Epigenome editing is an innovative technology whose powerful tools have revolutionized biomedical research. It offers unprecedented opportunities to study the epigenetics of aging and develop therapies against related diseases. Although methodological and conceptual breakthroughs are still needed to apply epigenome editing in routine and clinical settings, a large number of publications have already demonstrated the great potential of this technology.

Références :

[1] Shota Nakade, Takashi Yamamoto, Tetsushi Sakuma, Cancer induction and suppression with transcriptional control and epigenome editing technologies, Journal of Human Genetics (2018) 63:187–194. https://doi.org/10.1038/s10038-017-0377-8

[2] Pratiksha I. Thakore, Joshua B. Black, Isaac B. Hilton and Charles A. Gersbach. Editing the Epigenome: Technologies for Programmable Transcriptional Modulation and Epigenetic Regulation, Nat Methods. 2016 February ; 13(2): 127–137. doi:10.1038/nmeth.3733.

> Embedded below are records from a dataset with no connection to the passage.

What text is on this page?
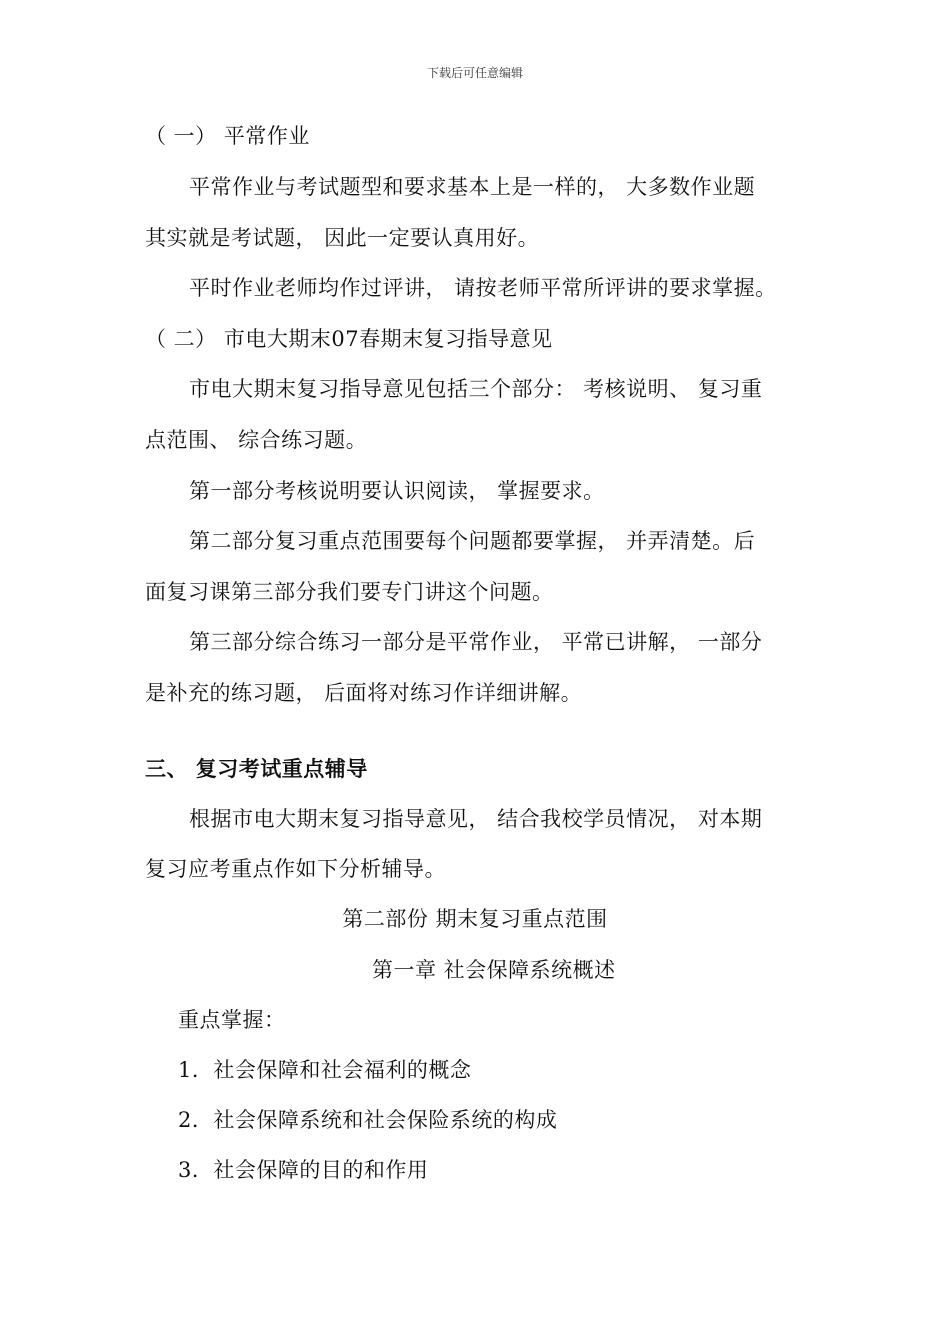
下载后可任意编辑
（ 一） 平常作业
平常作业与考试题型和要求基本上是一样的， 大多数作业题
其实就是考试题， 因此一定要认真用好。
平时作业老师均作过评讲， 请按老师平常所评讲的要求掌握。
（ 二） 市电大期末07春期末复习指导意见
市电大期末复习指导意见包括三个部分： 考核说明、 复习重
点范围、 综合练习题。
第一部分考核说明要认识阅读， 掌握要求。
第二部分复习重点范围要每个问题都要掌握， 并弄清楚。后
面复习课第三部分我们要专门讲这个问题。
第三部分综合练习一部分是平常作业， 平常已讲解， 一部分
是补充的练习题， 后面将对练习作详细讲解。
三、 复习考试重点辅导
根据市电大期末复习指导意见， 结合我校学员情况， 对本期
复习应考重点作如下分析辅导。
第二部份 期末复习重点范围
第一章 社会保障系统概述
重点掌握：
1．社会保障和社会福利的概念
2．社会保障系统和社会保险系统的构成
3．社会保障的目的和作用
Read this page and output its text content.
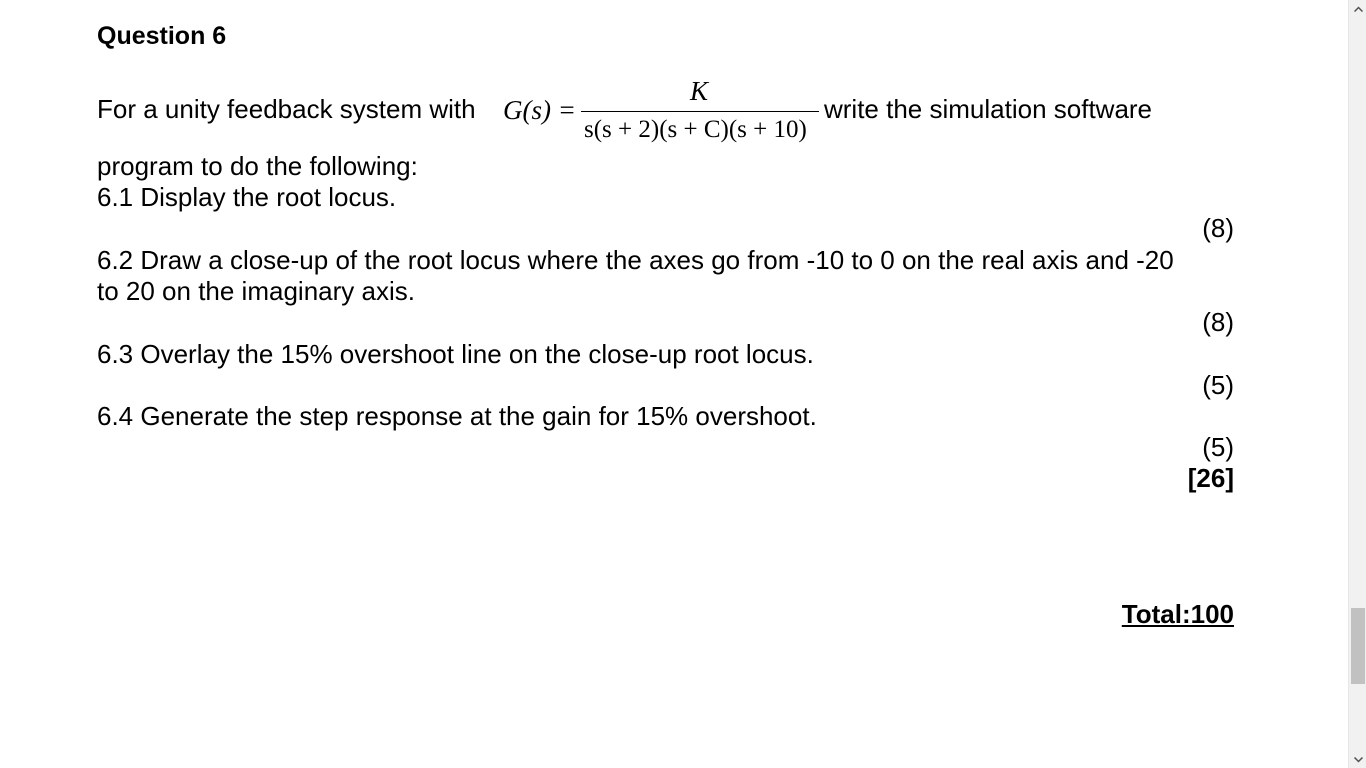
Question 6
For a unity feedback system with G(s) =
K
s(s + 2)(s + C)(s + 10)
write the simulation software
program to do the following:
6.1 Display the root locus.
(8)
6.2 Draw a close-up of the root locus where the axes go from -10 to 0 on the real axis and -20
to 20 on the imaginary axis.
(8)
6.3 Overlay the 15% overshoot line on the close-up root locus.
(5)
6.4 Generate the step response at the gain for 15% overshoot.
(5)
[26]
Total:100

[3] Cia-Hin Lau and Yousin Suh. Genome and Epigenome Editing in Mechanistic Studies of Human Aging and Aging-Related Disease, Gerontology. 2017 ; 63(2): 103–117. doi:10.1159/000452972.

[4] Graça et al. Clinical Epigenetics (2016) 8:98. DOI 10.1186/s13148-016-0264-8

[5] Tim J. Wigle, Promoting Illiteracy in Epigenetics: An Emerging Therapeutic Strategy, Current Chemical Genomics, 2011, 5, (Suppl 1-M1) 48-5.

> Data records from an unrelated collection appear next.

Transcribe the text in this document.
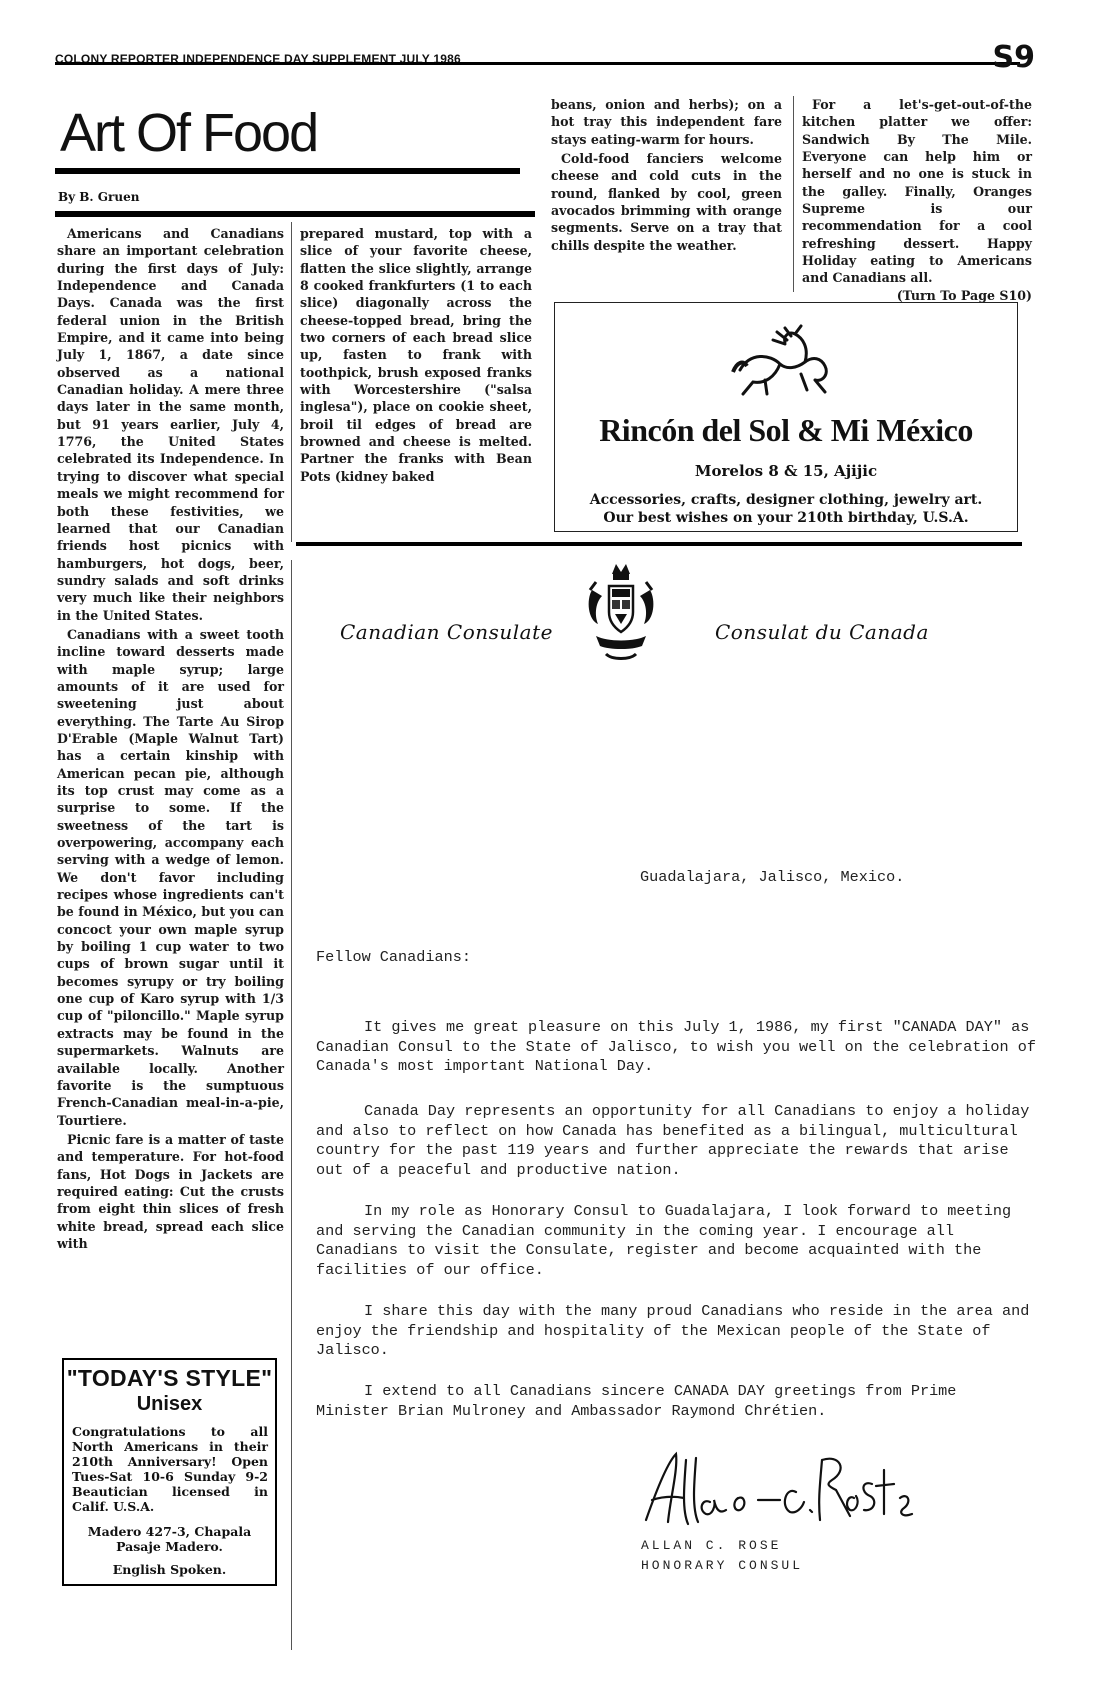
COLONY REPORTER INDEPENDENCE DAY SUPPLEMENT JULY 1986	S9
Art Of Food
By B. Gruen

Americans and Canadians share an important celebration during the first days of July: Independence and Canada Days. Canada was the first federal union in the British Empire, and it came into being July 1, 1867, a date since observed as a national Canadian holiday. A mere three days later in the same month, but 91 years earlier, July 4, 1776, the United States celebrated its Independence. In trying to discover what special meals we might recommend for both these festivities, we learned that our Canadian friends host picnics with hamburgers, hot dogs, beer, sundry salads and soft drinks very much like their neighbors in the United States.

Canadians with a sweet tooth incline toward desserts made with maple syrup; large amounts of it are used for sweetening just about everything. The Tarte Au Sirop D'Erable (Maple Walnut Tart) has a certain kinship with American pecan pie, although its top crust may come as a surprise to some. If the sweetness of the tart is overpowering, accompany each serving with a wedge of lemon. We don't favor including recipes whose ingredients can't be found in México, but you can concoct your own maple syrup by boiling 1 cup water to two cups of brown sugar until it becomes syrupy or try boiling one cup of Karo syrup with 1/3 cup of "piloncillo." Maple syrup extracts may be found in the supermarkets. Walnuts are available locally. Another favorite is the sumptuous French-Canadian meal-in-a-pie, Tourtiere.

Picnic fare is a matter of taste and temperature. For hot-food fans, Hot Dogs in Jackets are required eating: Cut the crusts from eight thin slices of fresh white bread, spread each slice with

prepared mustard, top with a slice of your favorite cheese, flatten the slice slightly, arrange 8 cooked frankfurters (1 to each slice) diagonally across the cheese-topped bread, bring the two corners of each bread slice up, fasten to frank with toothpick, brush exposed franks with Worcestershire ("salsa inglesa"), place on cookie sheet, broil til edges of bread are browned and cheese is melted. Partner the franks with Bean Pots (kidney baked

beans, onion and herbs); on a hot tray this independent fare stays eating-warm for hours.

Cold-food fanciers welcome cheese and cold cuts in the round, flanked by cool, green avocados brimming with orange segments. Serve on a tray that chills despite the weather.

For a let's-get-out-of-the kitchen platter we offer: Sandwich By The Mile. Everyone can help him or herself and no one is stuck in the galley. Finally, Oranges Supreme is our recommendation for a cool refreshing dessert. Happy Holiday eating to Americans and Canadians all.

(Turn To Page S10)
Rincón del Sol & Mi México
Morelos 8 & 15, Ajijic
Accessories, crafts, designer clothing, jewelry art.
Our best wishes on your 210th birthday, U.S.A.
Canadian Consulate	Consulat du Canada
Guadalajara, Jalisco, Mexico.
Fellow Canadians:

It gives me great pleasure on this July 1, 1986, my first "CANADA DAY" as Canadian Consul to the State of Jalisco, to wish you well on the celebration of Canada's most important National Day.

Canada Day represents an opportunity for all Canadians to enjoy a holiday and also to reflect on how Canada has benefited as a bilingual, multicultural country for the past 119 years and further appreciate the rewards that arise out of a peaceful and productive nation.

In my role as Honorary Consul to Guadalajara, I look forward to meeting and serving the Canadian community in the coming year. I encourage all Canadians to visit the Consulate, register and become acquainted with the facilities of our office.

I share this day with the many proud Canadians who reside in the area and enjoy the friendship and hospitality of the Mexican people of the State of Jalisco.

I extend to all Canadians sincere CANADA DAY greetings from Prime Minister Brian Mulroney and Ambassador Raymond Chrétien.

ALLAN C. ROSE
HONORARY CONSUL
"TODAY'S STYLE"
Unisex
Congratulations to all North Americans in their 210th Anniversary! Open Tues-Sat 10-6 Sunday 9-2 Beautician licensed in Calif. U.S.A.
Madero 427-3, Chapala
Pasaje Madero.
English Spoken.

[6] Sophia Xiao Pfister and Alan Ashworth. Marked for death: targeting epigenetic changes in cancer, Nature Reviews, Drug Discovery, Volume 16 (April 2017), 241-263.

[7] Carlos Lopez-Otin, Maria A. Blasco, Linda Partridge, Manuel Serrano and Guido Kroemer. The Hallmarks of Aging, Cell 153, June 2013, 1194-1217.

[8] Alfonso Dueñas-González, J. Jesús Naveja, José L. Medina-Franco, Introduction of Epigenetic Targets in Drug Discovery and Current Status of Epi-Drugs and Epi-Probes, Epi-Informatics. http://dx.doi.org/10.1016/B978-0-12-802808-7.00001-0

[9] Moshe Szyf. Prospects for the development of epigenetic drugs for CNS conditions, Nature Reviews, Drug Discovery Volume 14 (July 2015), 461-474.

[10] Li-Jun Xu, Yi-Bing Ouyang, Xiaoxing Xiong, Creed M Stary, and Rona G Giffard. Post-stroke treatment with miR-181 antagomir reduces injury and improves long-term behavioral recovery in mice after focal cerebral ischemia. Exp Neurol. 2015 February ; 264: 1–7. doi:10.1016/j.expneurol.2014.11.007.